Die Einführung der Karte in Deutschland soll Einsparungen zwischen 500 und 900 Millionen € jährlich bringen. Zunächst aber kostet das Projekt Geld. Die Gesundheitskarte ist eines der größten IT-Projekte, wenn nicht sogar das größte überhaupt, das jemals in Deutschland geplant wurde. Schließlich sollen 80 Millionen Versicherte, 2.000 Krankenhäuser, über 300.000 Ärzte und 20.000 Apotheken

miteinander vernetzt werden. Jede Hast ist hier unangebracht und verursacht unnötige Mehrkosten.

Die Vorgänge bei der Einführung der Lkw-Maut sollten uns eine Warnung sein. Das sehe ich genauso wie die Sozialministerin.

Das 1,4-Milliarden-Euro-Projekt jetzt mit den Chefgesprächen in Gang bringen zu wollen, ist kein gutes Zeichen. Warten wir ab, was nächsten Montag am Verhandlungstisch herauskommt!

Wie bei der großen Koalition üblich, werden die Versicherten am Ende sicherlich einen etwas größeren Obolus als angedacht tragen müssen. Dabei wurde die Gesundheitskarte so vielversprechend gestartet.

Ganz klammheimlich hat sich hoch im Norden eine neue Struktur etabliert, maßgeblich vorangetrieben vom Ärztlichen Direktor der Diakonissenanstalt Dr. Ulrich Schröder. In Flensburg haben sich Ärzte, Krankenhäuser und Apotheker zusammengeschlossen. In Deutschland hat die Abschottung des ambulanten vom stationären System zu Doppeluntersuchungen und teilweise widersprechenden Medikationen unbekannten Ausmaßes geführt.
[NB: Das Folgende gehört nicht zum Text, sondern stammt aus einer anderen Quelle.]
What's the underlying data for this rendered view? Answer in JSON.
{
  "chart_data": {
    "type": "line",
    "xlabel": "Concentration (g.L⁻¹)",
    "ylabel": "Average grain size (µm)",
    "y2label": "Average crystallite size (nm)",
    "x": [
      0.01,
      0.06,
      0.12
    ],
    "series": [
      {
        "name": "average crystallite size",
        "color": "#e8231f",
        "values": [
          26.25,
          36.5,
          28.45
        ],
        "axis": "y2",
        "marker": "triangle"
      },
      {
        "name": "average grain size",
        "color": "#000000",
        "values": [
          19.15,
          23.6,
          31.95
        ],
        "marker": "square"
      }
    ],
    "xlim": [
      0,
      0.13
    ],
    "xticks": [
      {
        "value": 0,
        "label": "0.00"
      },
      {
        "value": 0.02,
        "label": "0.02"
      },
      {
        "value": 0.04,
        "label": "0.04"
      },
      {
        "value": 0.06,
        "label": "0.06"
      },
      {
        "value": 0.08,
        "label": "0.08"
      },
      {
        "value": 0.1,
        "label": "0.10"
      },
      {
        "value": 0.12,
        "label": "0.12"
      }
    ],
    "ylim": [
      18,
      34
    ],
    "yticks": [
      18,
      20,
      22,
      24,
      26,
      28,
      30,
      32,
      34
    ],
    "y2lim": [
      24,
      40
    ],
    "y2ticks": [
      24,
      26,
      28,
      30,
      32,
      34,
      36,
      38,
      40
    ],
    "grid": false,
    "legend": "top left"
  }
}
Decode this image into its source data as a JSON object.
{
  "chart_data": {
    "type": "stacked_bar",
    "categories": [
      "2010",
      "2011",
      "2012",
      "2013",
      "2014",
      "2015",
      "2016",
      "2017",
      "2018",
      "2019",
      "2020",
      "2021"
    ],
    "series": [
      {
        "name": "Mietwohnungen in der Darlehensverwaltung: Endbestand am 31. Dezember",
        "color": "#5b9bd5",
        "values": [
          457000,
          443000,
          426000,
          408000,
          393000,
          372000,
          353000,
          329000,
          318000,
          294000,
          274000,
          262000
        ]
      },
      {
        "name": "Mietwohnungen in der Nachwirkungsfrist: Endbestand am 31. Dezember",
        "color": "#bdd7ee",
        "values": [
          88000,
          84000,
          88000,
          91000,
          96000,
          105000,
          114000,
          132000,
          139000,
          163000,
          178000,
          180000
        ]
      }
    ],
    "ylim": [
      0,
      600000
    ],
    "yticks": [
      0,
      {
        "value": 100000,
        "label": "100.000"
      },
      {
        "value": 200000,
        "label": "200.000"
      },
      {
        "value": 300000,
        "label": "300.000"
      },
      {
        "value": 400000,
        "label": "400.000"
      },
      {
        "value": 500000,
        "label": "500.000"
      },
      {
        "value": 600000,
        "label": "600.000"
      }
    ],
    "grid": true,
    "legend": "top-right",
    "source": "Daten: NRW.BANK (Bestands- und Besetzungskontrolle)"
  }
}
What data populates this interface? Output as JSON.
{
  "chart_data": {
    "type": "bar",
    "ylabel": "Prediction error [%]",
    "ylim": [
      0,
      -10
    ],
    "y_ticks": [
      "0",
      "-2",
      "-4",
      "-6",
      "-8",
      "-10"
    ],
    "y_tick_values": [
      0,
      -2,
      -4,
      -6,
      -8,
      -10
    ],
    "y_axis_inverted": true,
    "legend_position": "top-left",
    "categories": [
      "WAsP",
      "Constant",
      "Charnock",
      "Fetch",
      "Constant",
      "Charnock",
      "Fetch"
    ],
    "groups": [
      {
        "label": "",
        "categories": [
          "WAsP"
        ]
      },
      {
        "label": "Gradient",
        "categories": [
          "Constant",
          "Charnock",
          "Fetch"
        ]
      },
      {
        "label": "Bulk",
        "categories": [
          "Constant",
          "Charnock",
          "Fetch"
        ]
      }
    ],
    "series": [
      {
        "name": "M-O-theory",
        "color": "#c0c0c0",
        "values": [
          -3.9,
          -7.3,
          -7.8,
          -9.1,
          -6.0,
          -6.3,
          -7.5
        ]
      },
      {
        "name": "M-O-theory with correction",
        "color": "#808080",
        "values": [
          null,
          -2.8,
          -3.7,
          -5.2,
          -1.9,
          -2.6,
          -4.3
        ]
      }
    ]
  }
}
Keiner weiß genau, wie viel Geld dadurch zum Fenster hinausgeschmissen wird.

In einem vergleichsweise übersichtlichen Raum wie Flensburg war allen Beteiligten klar, dass man Abhilfe schaffen könnte, indem man erhobene Daten für alle verfügbar macht. Der gläserne Patient kam dabei keinem der Beteiligten in den Sinn. Es ging und geht um höhere Behandlungsqualität, um mehr Effizienz im Gesundheitswesen und um die Stärkung der Patientenrechte.

Grundsätzlich lassen sich diese Ziele mit einer über die Gesundheitskarte verbesserten elektronischen Kommunikation zwischen den Beteiligten erreichen. Das bescheinigte auch Schleswig-Holsteins oberster Datenschützer, Tilo Weichert, dem Flensburger Projekt in der Zeitung „Datenschutz und Datensicherheit“.